Eventually, they ask, ‘So where are you staying tonight?’

‘Nojuku.’ I answer. Camping.

They’re shocked, then concerned. One of them hangs around to continue chatting, although I can barely understand his thick accent.

We stand at the parking lot outside the onsen trying to make sense of each other. He says it’s abunai (dangerous), and that he’s shinpai (worried). I get snippets about his son, who has a house and a family, and someone (him? his son?) has a spare room.

I politely decline, saying I’m fine to stay at the Michi-no-Eki (roadside station) just down the road. We debate further. Eventually, he tells me that he can drive me where I want. Not wanting to reject his earnestness, I relent.

When I open his car door, I see the heap of cans (and other things) that spilled from the back seats into the front passenger seat. And the smell! He quickly reaches over to clear space for me, but I’m tempted to just walk away.

Not wanting to hurt his feelings, I finally get in after insisting that he take me down the block. He is visibly disappointed and doesn’t stop after looping through the dark Michi-no-Eki parking lot with the single remaining shop open. Instead, he drives further down the road and shows me another spot behind a white building that he says is better because the traffic cannot see me.

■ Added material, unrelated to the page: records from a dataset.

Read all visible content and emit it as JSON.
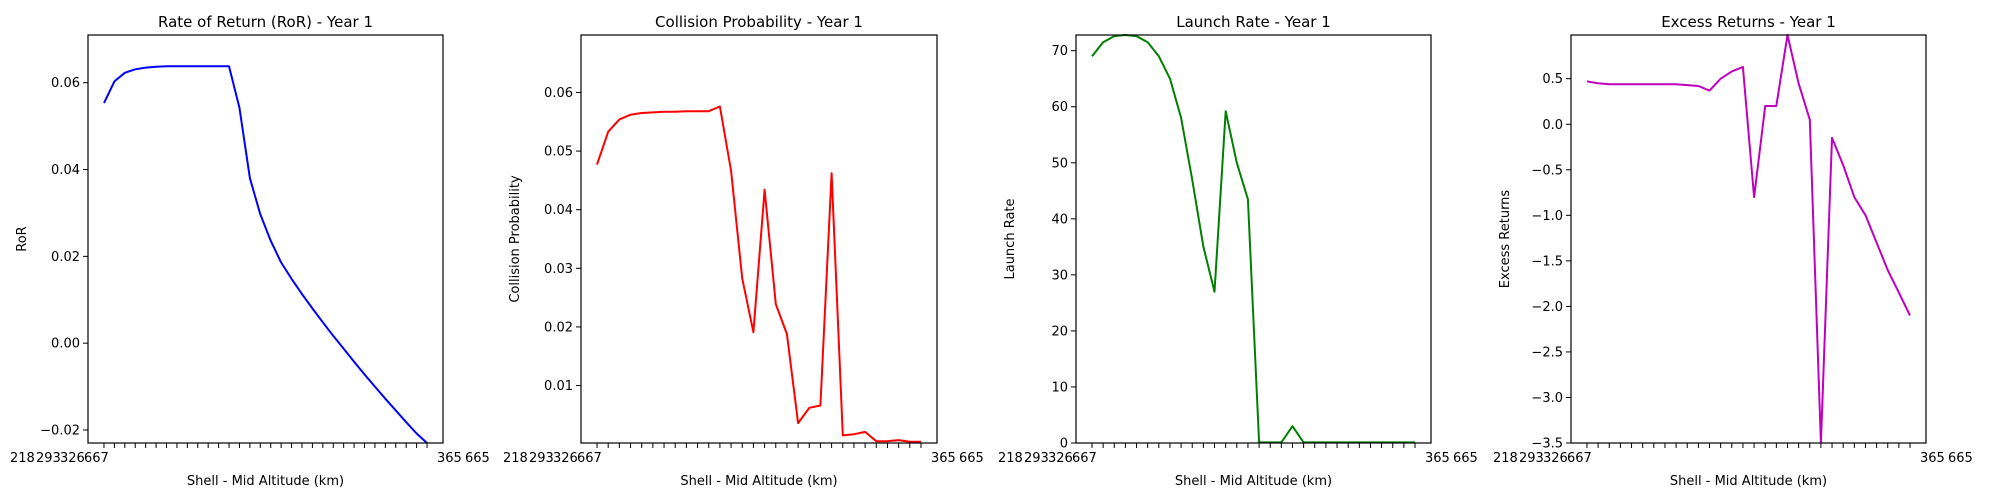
{
  "chart_data": [
    {
      "type": "line",
      "title": "Rate of Return (RoR) - Year 1",
      "xlabel": "Shell - Mid Altitude (km)",
      "ylabel": "RoR",
      "color": "#0000ff",
      "ylim": [
        -0.023,
        0.071
      ],
      "yticks": [
        -0.02,
        0.0,
        0.02,
        0.04,
        0.06
      ],
      "ytick_labels": [
        "−0.02",
        "0.00",
        "0.02",
        "0.04",
        "0.06"
      ],
      "xtick_labels": [
        "218",
        "293",
        "326",
        "667",
        "365",
        "665"
      ],
      "values": [
        0.0553,
        0.0603,
        0.0623,
        0.0631,
        0.0635,
        0.0637,
        0.0638,
        0.0638,
        0.0638,
        0.0638,
        0.0638,
        0.0638,
        0.0638,
        0.0543,
        0.038,
        0.0297,
        0.0236,
        0.0186,
        0.0148,
        0.0113,
        0.008,
        0.0048,
        0.0017,
        -0.0013,
        -0.0043,
        -0.0072,
        -0.01,
        -0.0128,
        -0.0155,
        -0.0182,
        -0.0208,
        -0.023
      ]
    },
    {
      "type": "line",
      "title": "Collision Probability - Year 1",
      "xlabel": "Shell - Mid Altitude (km)",
      "ylabel": "Collision Probability",
      "color": "#ff0000",
      "ylim": [
        0.0002,
        0.0698
      ],
      "yticks": [
        0.01,
        0.02,
        0.03,
        0.04,
        0.05,
        0.06
      ],
      "ytick_labels": [
        "0.01",
        "0.02",
        "0.03",
        "0.04",
        "0.05",
        "0.06"
      ],
      "xtick_labels": [
        "218",
        "293",
        "326",
        "667",
        "365",
        "665"
      ],
      "values": [
        0.0477,
        0.0533,
        0.0554,
        0.0562,
        0.0565,
        0.0566,
        0.0567,
        0.0567,
        0.0568,
        0.0568,
        0.0568,
        0.0576,
        0.0466,
        0.0283,
        0.0191,
        0.0434,
        0.0239,
        0.0188,
        0.0036,
        0.0062,
        0.0066,
        0.0462,
        0.0015,
        0.0017,
        0.0021,
        0.0005,
        0.0005,
        0.0007,
        0.0004,
        0.0004
      ]
    },
    {
      "type": "line",
      "title": "Launch Rate - Year 1",
      "xlabel": "Shell - Mid Altitude (km)",
      "ylabel": "Launch Rate",
      "color": "#008000",
      "ylim": [
        0,
        72.8
      ],
      "yticks": [
        0,
        10,
        20,
        30,
        40,
        50,
        60,
        70
      ],
      "ytick_labels": [
        "0",
        "10",
        "20",
        "30",
        "40",
        "50",
        "60",
        "70"
      ],
      "xtick_labels": [
        "218",
        "293",
        "326",
        "667",
        "365",
        "665"
      ],
      "values": [
        69.0,
        71.5,
        72.6,
        72.8,
        72.6,
        71.5,
        69.0,
        65.0,
        58.0,
        47.0,
        35.0,
        27.0,
        59.2,
        50.0,
        43.5,
        0.1,
        0.1,
        0.1,
        3.0,
        0.1,
        0.1,
        0.1,
        0.1,
        0.1,
        0.1,
        0.1,
        0.1,
        0.1,
        0.1,
        0.1
      ]
    },
    {
      "type": "line",
      "title": "Excess Returns - Year 1",
      "xlabel": "Shell - Mid Altitude (km)",
      "ylabel": "Excess Returns",
      "color": "#bf00bf",
      "ylim": [
        -3.5,
        0.98
      ],
      "yticks": [
        -3.5,
        -3.0,
        -2.5,
        -2.0,
        -1.5,
        -1.0,
        -0.5,
        0.0,
        0.5
      ],
      "ytick_labels": [
        "−3.5",
        "−3.0",
        "−2.5",
        "−2.0",
        "−1.5",
        "−1.0",
        "−0.5",
        "0.0",
        "0.5"
      ],
      "xtick_labels": [
        "218",
        "293",
        "326",
        "667",
        "365",
        "665"
      ],
      "values": [
        0.47,
        0.45,
        0.44,
        0.44,
        0.44,
        0.44,
        0.44,
        0.44,
        0.44,
        0.43,
        0.42,
        0.37,
        0.5,
        0.58,
        0.63,
        -0.8,
        0.2,
        0.2,
        0.98,
        0.45,
        0.05,
        -3.5,
        -0.15,
        -0.45,
        -0.8,
        -1.0,
        -1.3,
        -1.6,
        -1.85,
        -2.1
      ]
    }
  ]
}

No thanks. I ask him to drive me back, and get out as fast as possible, thanking him nonetheless for the ride. Maybe he really was well meaning, but the car was unsettling.

When he’s gone, I go across the street to get onigiri (rice balls) at the convenience store. I’m not hungry, but I should eat.

When I finish, I go back to the Michi-no-Eki and look for the a place to sleep. The benches look comfortable, but as the ojii-san said, a bit too exposed. Instead, I walk into the handicap toilet, because the floor is spacious enough to sleep on. The thing about Japanese toilets is they’re usually very clean, and this one is no exception. In fact, it even has a pull-out bed! There’s even an outlet. Score!

The only minus is the mosquitos lining the walls. I do a mental shrug. You take what you get.

It feels early, only 8pm, but I might as well tuck in. Henro have early days and nights.

I lock the door and make this my room for the night.